PostPosted: Thu Sep 08, 2016 12:31 am
by Dave Smith
A few years ago I owned for a while a pair of Helios 11 x 80 binoculars that I would use from time to time to browse around the sky. I am mainly an imager and when I needed some imaging equipment sold the bins. I have found over time that I regretted selling them and missed them. So decided to get myself a pair of Helios Apollo 15 x 70 bins that arrived today (Thanks James at FLO).

Just before 6pm today (strictly yesterday) I tried them on the Moon having focused on distant trees and the used the Moon to refine the focus. The Moon was great except not a lot of contrast at that time so I then went in search of Venus being careful not to get the Sun by mistake. I found it quite easily/luckily in spite of a bit of cloud in the area. Using a tripod, I was able to further refine the focus.

The forecast was for clear skies tonight but when I first tried at around 8.30 there was around 70% cloud. Even so I managed to locate M13 and was surprised and delighted as to how well it stood out. I then tried for M92 but failed, I hoped because of the cloud. I did find the coathanger quite easily but not M27.

Later this evening it did clear totally and I the found M92 and M27. M57 was not possible hand held but M31 was brilliant and again I was surprised that M33 was visible from my light polluted sky.

I am going to really enjoy these binoculars and am looking forward to the dark sky at Kelling Heath at the end of the month.

I was pleased that the tripod adapter supplied was a nice metal sturdy one. I find these bins very comfortable with my spectacles off although they are usable with them on. Fortunately my astigmatism isn't too bad.

Dave

Re: First Light Helios Apollo 15 x 70 binoculars

PostPosted: Thu Sep 08, 2016 9:38 am
by carastro
:thumbsup: :thumbsup:

Re: First Light Helios Apollo 15 x 70 binoculars

PostPosted: Thu Sep 08, 2016 12:22 pm
by Dave Smith
Thanks Carole. I forgot to mention that when looking at the Moon a buzzard flew into the FOV. I've never seen a buzzard from my garden. :thumbsup: These bins are however not suitable for bird-watching as the eyepieces are separately focused.

Dave

Re: First Light Helios Apollo 15 x 70 binoculars

PostPosted: Thu Sep 08, 2016 11:01 pm
by patthehorse
They sound great Dave. Something to do while taking those lovely images you do. :thumbsup:

Re: First Light Helios Apollo 15 x 70 binoculars

PostPosted: Fri Sep 09, 2016 12:30 pm
by Dave Smith
Thanks Pat. I haven't done any deep sky imaging since early April due to having two minor ops (now recovered), a holiday and the weather but am keen to restart, so watch this space. You are right the bins will help to fill in the time, especially at astrocamps, while those subs are coming in. They will also be useful when the sky is not wholly clear for imaging.

Dave

Re: First Light Helios Apollo 15 x 70 binoculars

PostPosted: Fri Sep 09, 2016 8:33 pm
by patthehorse
Glad you've recovered. :thumbsup:

Re: First Light Helios Apollo 15 x 70 binoculars

PostPosted: Sun Oct 01, 2017 3:34 pm
by Guy
Nice report, looking forward to more as I am in the same mind set, I just bought a nice clean Tento 7 x 50 from a local fellow for £25, the field of viewe is fabulous and now I've got binocular aperture and focal length fever :)

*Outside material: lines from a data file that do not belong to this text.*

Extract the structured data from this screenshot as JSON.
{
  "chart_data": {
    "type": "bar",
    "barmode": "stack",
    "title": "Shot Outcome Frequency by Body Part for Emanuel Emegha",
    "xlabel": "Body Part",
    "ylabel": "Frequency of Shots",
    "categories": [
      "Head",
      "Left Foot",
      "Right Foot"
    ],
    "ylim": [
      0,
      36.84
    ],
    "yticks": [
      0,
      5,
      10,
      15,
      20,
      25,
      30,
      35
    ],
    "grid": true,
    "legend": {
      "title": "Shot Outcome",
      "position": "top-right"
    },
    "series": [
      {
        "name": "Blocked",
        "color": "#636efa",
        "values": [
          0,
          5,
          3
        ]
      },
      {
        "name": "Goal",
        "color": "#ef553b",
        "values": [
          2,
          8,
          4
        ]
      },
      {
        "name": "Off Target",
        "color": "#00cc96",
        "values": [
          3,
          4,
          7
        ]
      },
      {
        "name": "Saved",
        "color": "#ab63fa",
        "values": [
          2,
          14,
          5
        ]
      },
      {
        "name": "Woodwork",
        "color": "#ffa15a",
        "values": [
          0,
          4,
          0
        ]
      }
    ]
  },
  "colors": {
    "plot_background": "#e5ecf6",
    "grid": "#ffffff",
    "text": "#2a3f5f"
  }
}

Re: First Light Helios Apollo 15 x 70 binoculars

PostPosted: Sun Oct 01, 2017 5:30 pm
by Dave Smith
Thanks Guy. I did recently make use of them at the Kelling Star party. I has super views of all those mentioned above plus M31 was very bright and glorious and I was surprised how readily I could find M81 and M82. It was a good purchase and now have a pistol grip as recommended by Stephen Tonkin which fits on a monopod or tripod (when I want to show a view to someone with less experience).